The eggs incubate in the sand for about sixty days. The temperature inside the chamber matters: cooler incubation produces more males, warmer produces more females. The nest is not tended. The female may return to this beach three or four more times this season, laying another clutch every two weeks or so, but she does not come back to the eggs she has already buried. When the hatchlings emerge they dig up through the sand together, usually at night, and orient toward the ocean by moving toward the brightest horizon. On a dark beach with no artificial light, that is the sea. Light from buildings or roads pulls them in the wrong direction, and many do not make it to the water.
Hawksbills are critically endangered. Their populations have dropped sharply over the past century from hunting, egg collection, and the destruction of the coral reefs where they feed. The sea almond trees you may notice at the upper edge of the beach are an introduced species, non-native to this coast, and their spread can alter the slope and shade of the upper beach in ways that affect nest temperatures. The pressures on this animal are real and have accumulated over a long time. But the turtles are still here. On beaches like this one, nesting females still come ashore in summer, still dig their chambers by feel in the dark, still return to the same sand they came from.

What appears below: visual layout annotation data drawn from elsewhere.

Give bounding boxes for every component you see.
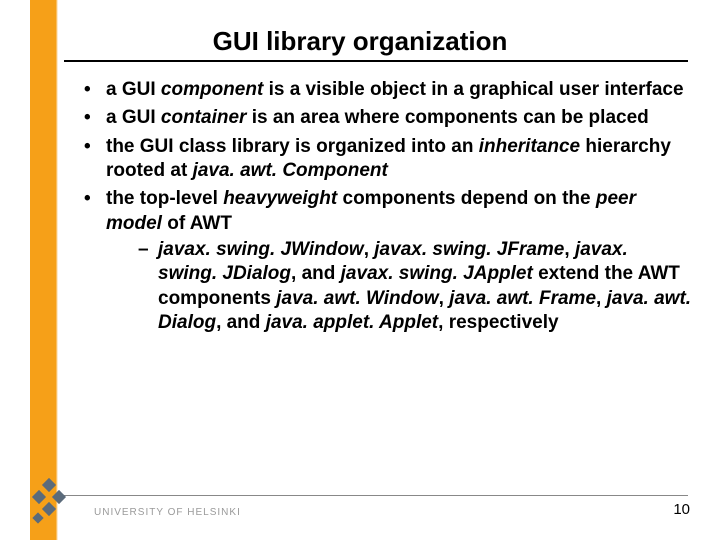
text: , [596, 288, 607, 309]
accent-side-bar [30, 0, 58, 540]
bullet-item: the GUI class library is organized into … [78, 135, 692, 184]
slide: GUI library organization a GUI component… [0, 0, 720, 540]
text: is a visible object in a graphical user … [263, 79, 683, 100]
page-number: 10 [673, 501, 690, 518]
footer-org: UNIVERSITY OF HELSINKI [94, 507, 241, 518]
text: , [564, 239, 575, 260]
emphasis: javax. swing. JApplet [341, 263, 533, 284]
emphasis: container [161, 107, 247, 128]
text: , and [291, 263, 341, 284]
text: the top-level [106, 188, 223, 209]
emphasis: inheritance [479, 136, 580, 157]
text: , respectively [438, 312, 558, 333]
emphasis: heavyweight [223, 188, 337, 209]
bullet-item: a GUI container is an area where compone… [78, 106, 692, 130]
text: is an area where components can be place… [246, 107, 648, 128]
emphasis: javax. swing. JFrame [374, 239, 564, 260]
footer-rule [64, 495, 688, 496]
emphasis: javax. swing. JWindow [158, 239, 364, 260]
emphasis: java. awt. Window [276, 288, 438, 309]
bullet-item: the top-level heavyweight components dep… [78, 187, 692, 335]
text: components depend on the [337, 188, 596, 209]
sub-list: javax. swing. JWindow, javax. swing. JFr… [106, 238, 692, 335]
emphasis: java. applet. Applet [266, 312, 438, 333]
title-underline [64, 60, 688, 62]
text: , and [216, 312, 266, 333]
sub-item: javax. swing. JWindow, javax. swing. JFr… [106, 238, 692, 335]
text: of AWT [162, 213, 232, 234]
slide-title: GUI library organization [0, 26, 720, 57]
text: the GUI class library is organized into … [106, 136, 479, 157]
slide-body: a GUI component is a visible object in a… [78, 78, 692, 339]
text: a GUI [106, 79, 161, 100]
bullet-list: a GUI component is a visible object in a… [78, 78, 692, 335]
bullet-item: a GUI component is a visible object in a… [78, 78, 692, 102]
emphasis: component [161, 79, 263, 100]
emphasis: java. awt. Component [193, 160, 388, 181]
text: , [439, 288, 450, 309]
emphasis: java. awt. Frame [449, 288, 596, 309]
university-logo-icon [26, 476, 74, 524]
text: , [364, 239, 375, 260]
text: a GUI [106, 107, 161, 128]
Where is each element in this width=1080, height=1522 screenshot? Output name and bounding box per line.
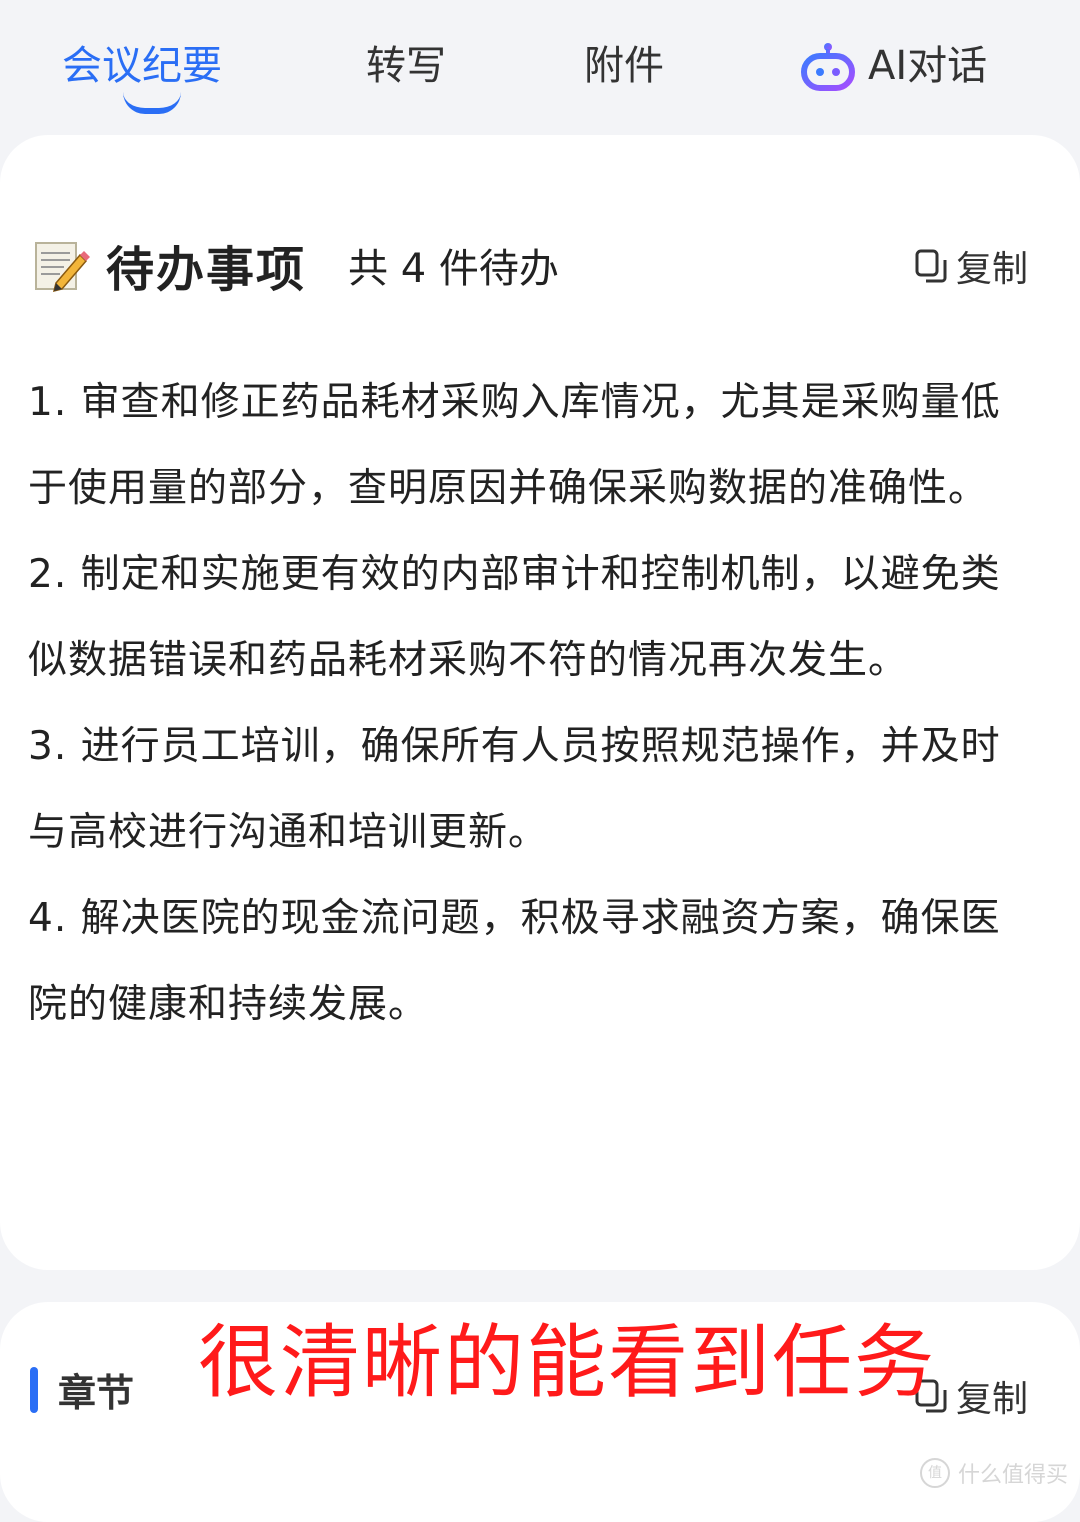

If you are near the water's edge as the last light fades, look at the wet sand above the wave line. A hawksbill track is distinctive: the front flippers leave marks on both sides simultaneously, like two hands pressing down together, with a tail drag down the center. The track goes up the beach and, if she has finished nesting, comes back down again. The sand where she turned around will be disturbed and smoothed, the surface worked over. Look for that, and then look at the water. Somewhere out there, beyond the surf, she is already gone.